Because when the question of the application of Chinese law, we realize that given the size and regional diversity of China, the uniform application of legal standards is difficult. Several factors come into play, including the region concerned, and political, national or local. How to treat in the same way that the Shanghai Economic Development and Western influences are well established, and the Xinjiang Uygur province in the extreme north-west of the country, whose economic development is still in its infancy.

Thus the pyramid prevalence legislation is completely blurred in China. When normally it is the constitution of a state that ranks above other laws (parliament laws and administrative) must be in accordance with it, in China we are left with a constitution advocating principles beautiful on paper, but are far from being effectively applied for all the reasons mentioned above, which should be added the problems of corruption that the current leaders are struggling to solve.
For example, the PRC Constitution provides for freedom of expression, association and organization. But in reality, these freedoms are exercised often impossible because of administrative authorities requiring permits and authorizations of any kind that eventually lead not discourage or simply more motivated.

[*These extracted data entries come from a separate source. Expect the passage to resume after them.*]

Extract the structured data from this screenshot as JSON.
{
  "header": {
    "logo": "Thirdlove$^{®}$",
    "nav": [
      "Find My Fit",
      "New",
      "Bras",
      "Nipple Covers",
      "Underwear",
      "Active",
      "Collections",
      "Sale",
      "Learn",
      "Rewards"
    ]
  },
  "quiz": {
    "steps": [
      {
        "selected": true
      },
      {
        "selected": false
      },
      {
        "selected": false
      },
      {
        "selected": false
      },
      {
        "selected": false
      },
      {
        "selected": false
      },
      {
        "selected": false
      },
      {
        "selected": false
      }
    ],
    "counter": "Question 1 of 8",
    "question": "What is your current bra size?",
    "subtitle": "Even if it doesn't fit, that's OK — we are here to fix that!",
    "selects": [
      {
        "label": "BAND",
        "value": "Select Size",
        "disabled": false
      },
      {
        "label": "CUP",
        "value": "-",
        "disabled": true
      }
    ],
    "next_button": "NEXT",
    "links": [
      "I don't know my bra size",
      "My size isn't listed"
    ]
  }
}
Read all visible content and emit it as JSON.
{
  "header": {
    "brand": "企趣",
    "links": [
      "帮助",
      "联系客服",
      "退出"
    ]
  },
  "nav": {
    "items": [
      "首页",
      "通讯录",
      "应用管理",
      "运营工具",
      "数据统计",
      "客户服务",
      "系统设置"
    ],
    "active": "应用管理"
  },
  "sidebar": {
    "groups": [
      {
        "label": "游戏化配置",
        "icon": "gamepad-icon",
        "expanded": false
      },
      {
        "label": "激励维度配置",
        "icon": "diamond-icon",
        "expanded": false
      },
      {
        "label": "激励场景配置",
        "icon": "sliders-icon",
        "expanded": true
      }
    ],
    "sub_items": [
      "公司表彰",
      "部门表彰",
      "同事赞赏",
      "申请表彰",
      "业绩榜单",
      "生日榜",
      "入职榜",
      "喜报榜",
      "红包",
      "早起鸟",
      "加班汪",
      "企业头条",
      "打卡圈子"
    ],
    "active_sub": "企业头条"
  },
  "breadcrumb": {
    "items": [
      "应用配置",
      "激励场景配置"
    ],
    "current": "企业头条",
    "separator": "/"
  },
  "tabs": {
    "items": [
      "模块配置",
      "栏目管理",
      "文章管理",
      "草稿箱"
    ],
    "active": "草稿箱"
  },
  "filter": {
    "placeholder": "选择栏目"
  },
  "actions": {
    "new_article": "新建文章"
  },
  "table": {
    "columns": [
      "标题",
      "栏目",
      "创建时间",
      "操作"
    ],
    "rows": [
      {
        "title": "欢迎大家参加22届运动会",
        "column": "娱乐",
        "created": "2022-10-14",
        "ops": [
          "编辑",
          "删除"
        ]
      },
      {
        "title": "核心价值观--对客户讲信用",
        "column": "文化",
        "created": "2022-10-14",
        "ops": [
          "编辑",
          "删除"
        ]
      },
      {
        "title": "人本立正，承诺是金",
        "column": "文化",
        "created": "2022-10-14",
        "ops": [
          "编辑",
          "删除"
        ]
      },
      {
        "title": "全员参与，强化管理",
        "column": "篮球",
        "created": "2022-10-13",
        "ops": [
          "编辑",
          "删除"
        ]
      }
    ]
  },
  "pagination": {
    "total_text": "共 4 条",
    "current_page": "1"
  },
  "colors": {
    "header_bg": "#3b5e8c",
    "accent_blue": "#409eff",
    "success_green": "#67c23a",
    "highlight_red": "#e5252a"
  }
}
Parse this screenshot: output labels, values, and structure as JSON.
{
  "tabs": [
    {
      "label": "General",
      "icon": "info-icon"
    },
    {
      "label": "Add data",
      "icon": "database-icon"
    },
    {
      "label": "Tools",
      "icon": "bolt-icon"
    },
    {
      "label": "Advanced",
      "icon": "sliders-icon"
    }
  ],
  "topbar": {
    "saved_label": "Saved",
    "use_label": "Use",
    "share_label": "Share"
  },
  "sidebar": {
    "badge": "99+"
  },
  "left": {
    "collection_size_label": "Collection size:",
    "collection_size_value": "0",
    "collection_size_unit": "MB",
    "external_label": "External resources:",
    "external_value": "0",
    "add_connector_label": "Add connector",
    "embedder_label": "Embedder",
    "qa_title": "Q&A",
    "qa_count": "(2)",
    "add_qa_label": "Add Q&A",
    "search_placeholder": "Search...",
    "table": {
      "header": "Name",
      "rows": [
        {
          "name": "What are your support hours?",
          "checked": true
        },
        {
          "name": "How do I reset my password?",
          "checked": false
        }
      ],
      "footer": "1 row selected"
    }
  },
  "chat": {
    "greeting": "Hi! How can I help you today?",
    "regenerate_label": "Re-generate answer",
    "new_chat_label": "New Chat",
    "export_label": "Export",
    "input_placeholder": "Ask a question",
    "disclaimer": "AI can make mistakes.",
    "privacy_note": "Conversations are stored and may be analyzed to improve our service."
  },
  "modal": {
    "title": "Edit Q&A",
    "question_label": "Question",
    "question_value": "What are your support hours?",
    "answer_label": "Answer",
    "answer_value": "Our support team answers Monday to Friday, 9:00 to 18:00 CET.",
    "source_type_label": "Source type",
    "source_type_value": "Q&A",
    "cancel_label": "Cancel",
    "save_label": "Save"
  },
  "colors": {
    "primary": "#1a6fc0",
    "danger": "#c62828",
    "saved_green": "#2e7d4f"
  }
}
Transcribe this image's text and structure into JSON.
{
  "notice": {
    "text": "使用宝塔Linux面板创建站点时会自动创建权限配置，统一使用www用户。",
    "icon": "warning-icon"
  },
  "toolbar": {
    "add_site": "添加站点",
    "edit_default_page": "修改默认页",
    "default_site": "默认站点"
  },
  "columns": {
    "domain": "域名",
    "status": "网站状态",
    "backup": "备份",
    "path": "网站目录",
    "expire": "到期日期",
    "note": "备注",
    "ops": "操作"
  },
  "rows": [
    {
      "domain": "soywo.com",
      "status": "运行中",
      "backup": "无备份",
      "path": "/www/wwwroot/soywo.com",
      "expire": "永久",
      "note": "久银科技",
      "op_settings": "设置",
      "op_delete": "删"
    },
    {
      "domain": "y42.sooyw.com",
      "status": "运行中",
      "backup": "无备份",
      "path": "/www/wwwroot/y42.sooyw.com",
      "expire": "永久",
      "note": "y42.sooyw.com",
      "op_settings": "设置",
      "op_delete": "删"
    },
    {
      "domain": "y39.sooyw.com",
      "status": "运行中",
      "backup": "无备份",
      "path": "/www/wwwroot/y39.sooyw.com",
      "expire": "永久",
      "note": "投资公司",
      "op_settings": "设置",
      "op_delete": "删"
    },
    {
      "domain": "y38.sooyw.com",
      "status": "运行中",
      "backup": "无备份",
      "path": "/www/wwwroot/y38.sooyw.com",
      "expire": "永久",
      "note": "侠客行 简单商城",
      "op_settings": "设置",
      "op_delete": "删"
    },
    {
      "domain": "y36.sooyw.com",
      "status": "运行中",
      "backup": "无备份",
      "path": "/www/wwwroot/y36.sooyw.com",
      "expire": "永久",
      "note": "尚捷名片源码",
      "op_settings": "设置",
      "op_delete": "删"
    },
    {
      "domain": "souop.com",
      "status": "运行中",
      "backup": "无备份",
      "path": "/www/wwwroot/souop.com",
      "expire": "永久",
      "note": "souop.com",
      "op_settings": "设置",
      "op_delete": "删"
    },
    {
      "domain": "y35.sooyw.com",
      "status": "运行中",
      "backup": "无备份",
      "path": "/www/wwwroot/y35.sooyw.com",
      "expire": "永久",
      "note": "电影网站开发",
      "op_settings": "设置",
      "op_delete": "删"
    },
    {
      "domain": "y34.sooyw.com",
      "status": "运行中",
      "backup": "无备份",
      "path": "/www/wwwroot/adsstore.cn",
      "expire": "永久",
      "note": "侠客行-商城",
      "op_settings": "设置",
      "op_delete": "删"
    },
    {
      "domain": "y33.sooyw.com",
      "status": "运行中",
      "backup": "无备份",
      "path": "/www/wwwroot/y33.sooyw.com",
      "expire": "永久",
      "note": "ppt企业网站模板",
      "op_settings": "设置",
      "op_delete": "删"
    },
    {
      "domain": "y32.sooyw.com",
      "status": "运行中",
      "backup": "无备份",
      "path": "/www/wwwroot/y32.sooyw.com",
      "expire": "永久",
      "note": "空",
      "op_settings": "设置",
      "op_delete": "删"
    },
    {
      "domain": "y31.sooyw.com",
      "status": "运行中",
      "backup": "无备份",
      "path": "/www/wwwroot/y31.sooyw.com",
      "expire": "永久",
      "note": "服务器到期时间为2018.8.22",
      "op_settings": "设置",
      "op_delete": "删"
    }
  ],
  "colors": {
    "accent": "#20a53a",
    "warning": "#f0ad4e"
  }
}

A legal system that seems still incomplete, particularly with regard to Western of systems. The mass production of legislation loses effectiveness by the lack of effective implementation of the law, the confusion in their founding principles and contradictions generated by this lack of cohesion, and finally the difficulty to perceive the law as the first element, yet difficult to talk about rule of law …

Yet, since 2001 with the entry of China into the WTO, many begin to think that China is going to become the rule of law it is not yet.
What about today? And after?
The WTO and after? What are the prospects for the Chinese legal system?
China’s accession to the WTO and its impact on the right

On 10 November 2001, China joined the WTO after a decade of negotiations.

As we saw earlier, this is not the accession to the WTO has prompted China to overhaul its law. However, unlike the voluntary reform conducted under Deng Xiaoping, then China is under international pressure to keep the commitments imposed by the WTO, the principles of uniform application of law, transparency, and control impartial and independent judicial review of administrative acts relating to WTO law. However, the application of these three key principles should contribute to the gradual establishment of a rule of law to the extent that they require changes on an unprecedented scale institutional and indirectly in almost all areas of law.

Indeed, at the time it is one of many aspects highlighted by the propaganda machine used to convince people of the benefits of Chinese accession to the WTO: the emergence of a rule of law from acceleration of the process of reform and opening up started then there is more than 20 years.